Grafting chicks

roseygirl

Chirping
7 Years
Oct 7, 2014
26
1
79
Three Rivers, CA
Hey everybody,

So my girlfriend and I hatched 8 eggs 2 and a half weeks ago. We are wondering what to do with them next. We already have 2 coops with adult hens that wouldnt really work. I am going to fix up an old chicken tractor and use that, with a heat lamp. Then my girlfriend starts a new project near a junkyard and there are 2 mother hens foraging about with 7 chicks each, exactly the same size as our chicks. She talked to the owner of the junkyard and he never feeds them. So not only are they good broody hens they are excellent foragers. We have been looking for some hens who will be good mothers and teach our future chicks to forage.

My question is: should we grab the mother and chicks and bring them home, and try to graft our chicks to her?

Or should we just take her, let the other mother adopt her chicks and try to graft our chicks onto her at home. That seems kind of cruel.

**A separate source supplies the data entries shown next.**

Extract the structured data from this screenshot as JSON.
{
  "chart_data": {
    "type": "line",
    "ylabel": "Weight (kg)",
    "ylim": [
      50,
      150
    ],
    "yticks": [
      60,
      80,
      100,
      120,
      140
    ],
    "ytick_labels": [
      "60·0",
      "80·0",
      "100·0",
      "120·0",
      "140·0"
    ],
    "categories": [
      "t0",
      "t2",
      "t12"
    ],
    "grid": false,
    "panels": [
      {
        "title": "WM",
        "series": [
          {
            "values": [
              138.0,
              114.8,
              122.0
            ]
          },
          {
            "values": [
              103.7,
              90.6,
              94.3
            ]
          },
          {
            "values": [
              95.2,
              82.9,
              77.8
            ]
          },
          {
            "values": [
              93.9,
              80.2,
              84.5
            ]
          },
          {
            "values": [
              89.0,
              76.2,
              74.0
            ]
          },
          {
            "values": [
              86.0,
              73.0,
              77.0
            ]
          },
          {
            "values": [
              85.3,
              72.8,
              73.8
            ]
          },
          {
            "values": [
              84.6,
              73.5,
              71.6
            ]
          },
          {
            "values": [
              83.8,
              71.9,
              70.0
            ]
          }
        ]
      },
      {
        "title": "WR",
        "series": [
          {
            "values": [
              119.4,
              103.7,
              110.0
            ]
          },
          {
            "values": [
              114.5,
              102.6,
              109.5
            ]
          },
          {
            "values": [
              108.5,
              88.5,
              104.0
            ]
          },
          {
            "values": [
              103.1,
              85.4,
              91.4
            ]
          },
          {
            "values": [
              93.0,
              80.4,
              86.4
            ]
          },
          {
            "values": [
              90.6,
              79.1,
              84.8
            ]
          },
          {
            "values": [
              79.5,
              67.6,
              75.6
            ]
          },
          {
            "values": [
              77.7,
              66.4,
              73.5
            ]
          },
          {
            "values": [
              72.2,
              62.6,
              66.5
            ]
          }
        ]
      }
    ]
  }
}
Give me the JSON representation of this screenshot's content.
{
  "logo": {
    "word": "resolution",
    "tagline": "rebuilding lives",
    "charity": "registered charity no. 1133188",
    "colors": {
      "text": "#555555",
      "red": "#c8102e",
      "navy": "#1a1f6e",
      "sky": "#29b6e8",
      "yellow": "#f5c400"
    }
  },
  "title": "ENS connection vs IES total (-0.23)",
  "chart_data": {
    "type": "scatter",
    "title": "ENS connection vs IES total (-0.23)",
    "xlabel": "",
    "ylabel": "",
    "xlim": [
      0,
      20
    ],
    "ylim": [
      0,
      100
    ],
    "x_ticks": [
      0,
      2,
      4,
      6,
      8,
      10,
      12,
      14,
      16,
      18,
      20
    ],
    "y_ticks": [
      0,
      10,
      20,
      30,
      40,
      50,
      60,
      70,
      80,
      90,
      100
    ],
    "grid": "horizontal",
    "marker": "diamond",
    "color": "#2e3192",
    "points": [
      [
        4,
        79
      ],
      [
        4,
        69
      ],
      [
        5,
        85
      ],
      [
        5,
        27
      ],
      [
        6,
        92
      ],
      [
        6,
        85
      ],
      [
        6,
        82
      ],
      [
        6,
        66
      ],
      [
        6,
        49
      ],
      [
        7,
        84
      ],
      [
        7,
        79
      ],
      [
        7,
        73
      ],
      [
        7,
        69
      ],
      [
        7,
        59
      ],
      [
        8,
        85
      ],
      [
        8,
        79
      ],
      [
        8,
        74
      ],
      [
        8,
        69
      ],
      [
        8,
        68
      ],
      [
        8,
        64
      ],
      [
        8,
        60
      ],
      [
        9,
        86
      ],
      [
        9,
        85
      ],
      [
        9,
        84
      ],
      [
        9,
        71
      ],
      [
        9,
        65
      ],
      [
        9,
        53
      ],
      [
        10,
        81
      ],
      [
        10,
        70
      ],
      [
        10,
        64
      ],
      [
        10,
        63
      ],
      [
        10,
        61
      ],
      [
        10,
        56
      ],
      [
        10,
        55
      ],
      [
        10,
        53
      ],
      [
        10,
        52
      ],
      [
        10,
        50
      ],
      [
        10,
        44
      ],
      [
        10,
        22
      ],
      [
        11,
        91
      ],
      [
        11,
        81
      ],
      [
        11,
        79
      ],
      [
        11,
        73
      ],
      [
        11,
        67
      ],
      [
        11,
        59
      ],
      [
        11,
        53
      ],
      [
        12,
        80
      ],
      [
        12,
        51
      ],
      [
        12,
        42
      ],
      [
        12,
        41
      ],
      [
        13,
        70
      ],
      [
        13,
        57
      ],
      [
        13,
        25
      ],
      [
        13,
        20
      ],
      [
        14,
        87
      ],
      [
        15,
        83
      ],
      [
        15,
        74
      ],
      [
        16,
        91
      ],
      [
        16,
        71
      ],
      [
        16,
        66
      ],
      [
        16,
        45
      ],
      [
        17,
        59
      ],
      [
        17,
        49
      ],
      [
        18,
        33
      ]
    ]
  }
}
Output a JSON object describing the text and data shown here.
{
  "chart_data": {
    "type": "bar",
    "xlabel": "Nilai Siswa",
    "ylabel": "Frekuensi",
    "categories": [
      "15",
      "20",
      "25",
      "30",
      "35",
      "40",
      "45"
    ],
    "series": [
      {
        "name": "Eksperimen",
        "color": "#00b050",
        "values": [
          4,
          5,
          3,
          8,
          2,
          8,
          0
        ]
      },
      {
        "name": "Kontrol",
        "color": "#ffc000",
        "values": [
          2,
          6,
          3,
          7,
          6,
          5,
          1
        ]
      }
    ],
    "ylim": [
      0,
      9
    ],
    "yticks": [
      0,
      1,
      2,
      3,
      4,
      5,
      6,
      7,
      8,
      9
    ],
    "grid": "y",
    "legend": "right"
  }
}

I don't have much experience with broody hens but am looking at creating a commercial pastured flock for eggs and these are the traits I am looking for My mama hens to cut down on food costs. Probably wouldn't breed her too much because I don't want a lot of broody hens just a few to incubate eggs for me and teach chicks to forage.

Thanks!
 
Broody hens accept chicks when they are still on the nest. If you try to "graft" your chicks the hens will more than likely kill them if you have them confined. If they are not confined, the hens will peck the chicks to drive them away. Leaving them vulnerable to predators.
 
It would be a rare hen indeed who would accept strange 2+ week old chicks, especially after being moved to a strange environment. From your description I'd hazard they have some game blood, which makes me think they're not so warm and fuzzy mommas like say a silkie. I'd leave those mommas and their babies alone, or catch them all and include them in your flock.